Imbuing the narrator with a complicated kind of innocence

It’s been a fairly common magic trick on this site – the first-person narrator who misunderstands the story going on around them. This is often done using a child’s point of view. One of my favorite such examples is Hemingway’s “My Old Man,” where the young narrator’s relationship with his father is complicated by his innocence in the face of the seedy world of horse racing they call home. It’s a great way to, among other things, demonstrate a protagonist’s characteristics rather than simply stating them.

OK, so what about this Miranda July story?

Her narrator isn’t a child – she’s 18 or so – but the magic trick is still in effect. Our poor, poor narrator just fundamentally doesn’t understand the world quite like her friend Pip. Or maybe it’s that she’d prefer not to face the facts about their relationship or the lack thereof.

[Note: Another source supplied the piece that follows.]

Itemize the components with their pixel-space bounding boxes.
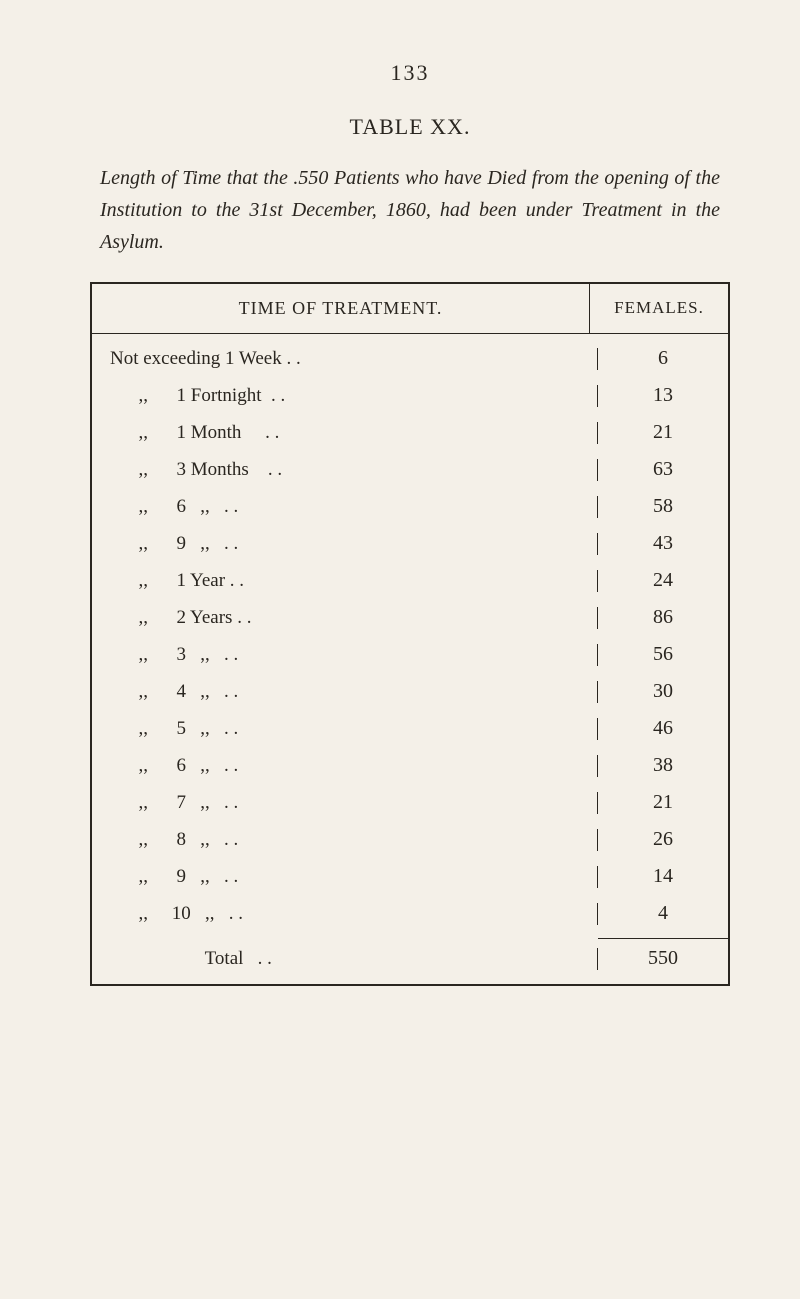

July manages a very subtle trick here. The narrator especially shows her complicated, categorized maturity levels in her response to the arrangement with Kate. She declares it to be a form of class warfare, a unified stance from her and Pip. It’s not, of course. She just doesn’t understand. What’s neat, though, is that her theory of class warfare actually demonstrates a tremendous intelligence and awareness of society. It’s not a question of flat-out immaturity. It’s more nuanced than that. She’s emotionally naïve but socially advanced. Or something like that.

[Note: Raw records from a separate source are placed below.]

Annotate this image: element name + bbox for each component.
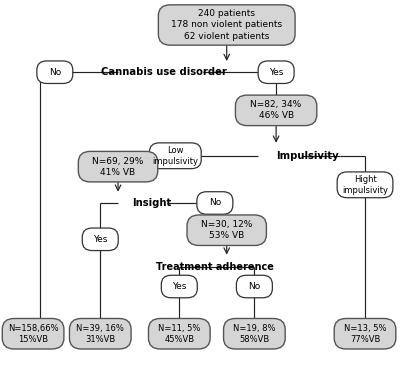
FancyBboxPatch shape [334, 318, 396, 349]
FancyBboxPatch shape [158, 5, 295, 45]
Text: Yes: Yes [93, 235, 108, 244]
FancyBboxPatch shape [82, 228, 118, 251]
FancyBboxPatch shape [337, 172, 393, 198]
FancyBboxPatch shape [148, 318, 210, 349]
Text: Yes: Yes [172, 282, 186, 291]
FancyBboxPatch shape [187, 215, 266, 246]
Text: N=11, 5%
45%VB: N=11, 5% 45%VB [158, 324, 200, 344]
FancyBboxPatch shape [224, 318, 285, 349]
FancyBboxPatch shape [2, 318, 64, 349]
Text: Impulsivity: Impulsivity [276, 151, 339, 161]
FancyBboxPatch shape [78, 152, 158, 182]
Text: N=30, 12%
53% VB: N=30, 12% 53% VB [201, 220, 252, 240]
Text: 240 patients
178 non violent patients
62 violent patients: 240 patients 178 non violent patients 62… [171, 10, 282, 41]
FancyBboxPatch shape [37, 61, 73, 83]
FancyBboxPatch shape [236, 95, 317, 126]
Text: Yes: Yes [269, 68, 283, 77]
FancyBboxPatch shape [150, 143, 201, 169]
Text: No: No [248, 282, 260, 291]
Text: Treatment adherence: Treatment adherence [156, 262, 274, 272]
Text: N=69, 29%
41% VB: N=69, 29% 41% VB [92, 157, 144, 177]
Text: No: No [49, 68, 61, 77]
Text: N=82, 34%
46% VB: N=82, 34% 46% VB [250, 100, 302, 120]
Text: N=158,66%
15%VB: N=158,66% 15%VB [8, 324, 58, 344]
Text: Insight: Insight [132, 198, 171, 208]
FancyBboxPatch shape [236, 275, 272, 298]
Text: Cannabis use disorder: Cannabis use disorder [100, 67, 226, 77]
Text: Low
impulsivity: Low impulsivity [152, 146, 198, 166]
FancyBboxPatch shape [197, 192, 233, 214]
FancyBboxPatch shape [258, 61, 294, 83]
FancyBboxPatch shape [70, 318, 131, 349]
Text: N=39, 16%
31%VB: N=39, 16% 31%VB [76, 324, 124, 344]
Text: Hight
impulsivity: Hight impulsivity [342, 175, 388, 195]
FancyBboxPatch shape [161, 275, 197, 298]
Text: N=13, 5%
77%VB: N=13, 5% 77%VB [344, 324, 386, 344]
Text: No: No [209, 198, 221, 208]
Text: N=19, 8%
58%VB: N=19, 8% 58%VB [233, 324, 276, 344]
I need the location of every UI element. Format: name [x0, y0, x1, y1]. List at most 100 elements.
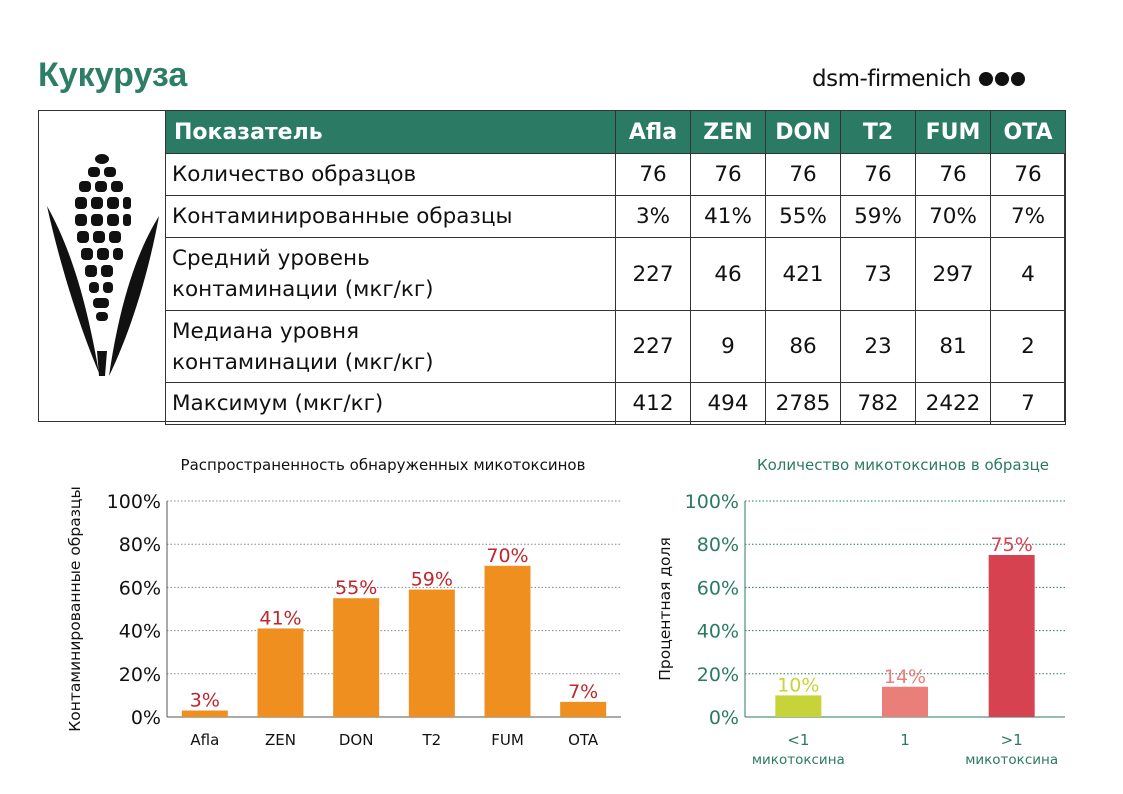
table-cell: 76 — [840, 153, 916, 196]
column-header: DON — [765, 110, 841, 154]
table-row: Средний уровень контаминации (мкг/кг) 22… — [165, 237, 1066, 311]
table-cell: 23 — [840, 310, 916, 383]
page-title: Кукуруза — [38, 56, 188, 94]
table-cell: 2785 — [765, 382, 841, 425]
chart-title: Количество микотоксинов в образце — [757, 456, 1049, 474]
table-cell: 421 — [765, 237, 841, 311]
y-tick-label: 80% — [119, 534, 161, 556]
table-cell: 2 — [990, 310, 1066, 383]
data-label: 55% — [335, 577, 377, 599]
column-header: Показатель — [165, 110, 616, 154]
table-cell: 46 — [690, 237, 766, 311]
row-label: Максимум (мкг/кг) — [165, 382, 616, 425]
table-cell: 81 — [915, 310, 991, 383]
table-cell: 494 — [690, 382, 766, 425]
table-cell: 227 — [615, 310, 691, 383]
table-cell: 86 — [765, 310, 841, 383]
column-header: Afla — [615, 110, 691, 154]
x-tick-label: T2 — [421, 731, 441, 749]
y-tick-label: 20% — [697, 664, 739, 686]
bar — [882, 686, 928, 717]
table-row: Контаминированные образцы 3% 41% 55% 59%… — [165, 195, 1066, 238]
column-header: FUM — [915, 110, 991, 154]
bar — [181, 710, 228, 717]
data-label: 10% — [777, 674, 819, 696]
table-cell: 2422 — [915, 382, 991, 425]
y-tick-label: 100% — [685, 491, 739, 513]
data-label: 3% — [190, 690, 220, 712]
y-tick-label: 80% — [697, 534, 739, 556]
table-row: Максимум (мкг/кг) 412 494 2785 782 2422 … — [165, 382, 1066, 425]
table-cell: 7% — [990, 195, 1066, 238]
row-label: Средний уровень контаминации (мкг/кг) — [165, 237, 616, 311]
x-tick-label: <1 — [787, 731, 809, 749]
data-label: 59% — [411, 569, 453, 591]
x-tick-label: OTA — [568, 731, 599, 749]
row-label: Медиана уровня контаминации (мкг/кг) — [165, 310, 616, 383]
y-tick-label: 100% — [107, 491, 161, 513]
table-cell: 297 — [915, 237, 991, 311]
table-cell: 3% — [615, 195, 691, 238]
table-cell: 227 — [615, 237, 691, 311]
y-tick-label: 20% — [119, 664, 161, 686]
bar — [408, 589, 455, 717]
x-tick-label: микотоксина — [752, 752, 845, 768]
three-dots-logo-icon — [979, 72, 1026, 86]
table-cell: 76 — [615, 153, 691, 196]
bar — [333, 598, 380, 717]
y-tick-label: 0% — [709, 707, 739, 729]
x-tick-label: Afla — [190, 731, 219, 749]
table-cell: 76 — [765, 153, 841, 196]
table-cell: 7 — [990, 382, 1066, 425]
table-cell: 76 — [990, 153, 1066, 196]
chart-title: Распространенность обнаруженных микотокс… — [181, 456, 586, 474]
table-cell: 41% — [690, 195, 766, 238]
y-tick-label: 0% — [131, 707, 161, 729]
bar — [988, 555, 1035, 717]
table-row: Количество образцов 76 76 76 76 76 76 — [165, 153, 1066, 196]
x-tick-label: >1 — [1001, 731, 1023, 749]
row-label: Контаминированные образцы — [165, 195, 616, 238]
y-tick-label: 60% — [119, 577, 161, 599]
table-cell: 59% — [840, 195, 916, 238]
column-header: ZEN — [690, 110, 766, 154]
brand-logo: dsm-firmenich — [812, 66, 1026, 92]
table-cell: 76 — [690, 153, 766, 196]
data-label: 14% — [884, 666, 926, 688]
corn-icon — [47, 154, 159, 376]
x-tick-label: ZEN — [265, 731, 296, 749]
data-label: 7% — [568, 681, 598, 703]
x-tick-label: микотоксина — [965, 752, 1058, 768]
table-cell: 76 — [915, 153, 991, 196]
prevalence-bar-chart: Распространенность обнаруженных микотокс… — [66, 456, 621, 749]
mycotoxin-table-panel: Показатель Afla ZEN DON T2 FUM OTA Колич… — [38, 110, 1066, 425]
mycotoxin-table: Показатель Afla ZEN DON T2 FUM OTA Колич… — [165, 110, 1066, 425]
bar — [560, 701, 607, 717]
column-header: OTA — [990, 110, 1066, 154]
bar — [775, 695, 822, 717]
x-tick-label: FUM — [491, 731, 524, 749]
table-cell: 412 — [615, 382, 691, 425]
data-label: 70% — [486, 545, 528, 567]
table-cell: 73 — [840, 237, 916, 311]
table-cell: 70% — [915, 195, 991, 238]
brand-name: dsm-firmenich — [812, 66, 972, 92]
mycotoxin-count-bar-chart: Количество микотоксинов в образце Процент… — [656, 456, 1065, 768]
bar — [257, 628, 304, 717]
x-tick-label: DON — [339, 731, 374, 749]
y-axis-label: Процентная доля — [656, 537, 674, 681]
table-cell: 782 — [840, 382, 916, 425]
table-cell: 55% — [765, 195, 841, 238]
data-label: 75% — [991, 534, 1033, 556]
x-tick-label: 1 — [900, 731, 910, 749]
data-label: 41% — [259, 607, 301, 629]
y-tick-label: 60% — [697, 577, 739, 599]
table-cell: 4 — [990, 237, 1066, 311]
y-tick-label: 40% — [697, 621, 739, 643]
column-header: T2 — [840, 110, 916, 154]
table-row: Медиана уровня контаминации (мкг/кг) 227… — [165, 310, 1066, 383]
bar — [484, 565, 531, 717]
table-cell: 9 — [690, 310, 766, 383]
row-label: Количество образцов — [165, 153, 616, 196]
y-tick-label: 40% — [119, 621, 161, 643]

However you define it, the narrator’s sense of the world is revealed to the reader, perfectly setting up her struggle for growth in the story’s second half. And that’s quite a trick on July’s part.

The selection:

One of the many great reasons for building a basement was our access to free wood. Pip had met a girl whose father owned Berryman’s Lumber and Supply. Kate Berryman. She was a year younger than us and went to a private high school by Pip’s grandma’s house. I had never met her, but I felt glad that we were using her. We practiced a very loose, sporadic form of class warfare that sanctioned every kind of thievery. There was no person, no business, no library, no hospital, or park that had not stolen from us, be it psychically or historically, and thus we were forever trying to regain what was ours. Kate probably thought she was on our side of the restitution when she struggled to pull large pieces of plywood out of the back of her parents’ station wagon.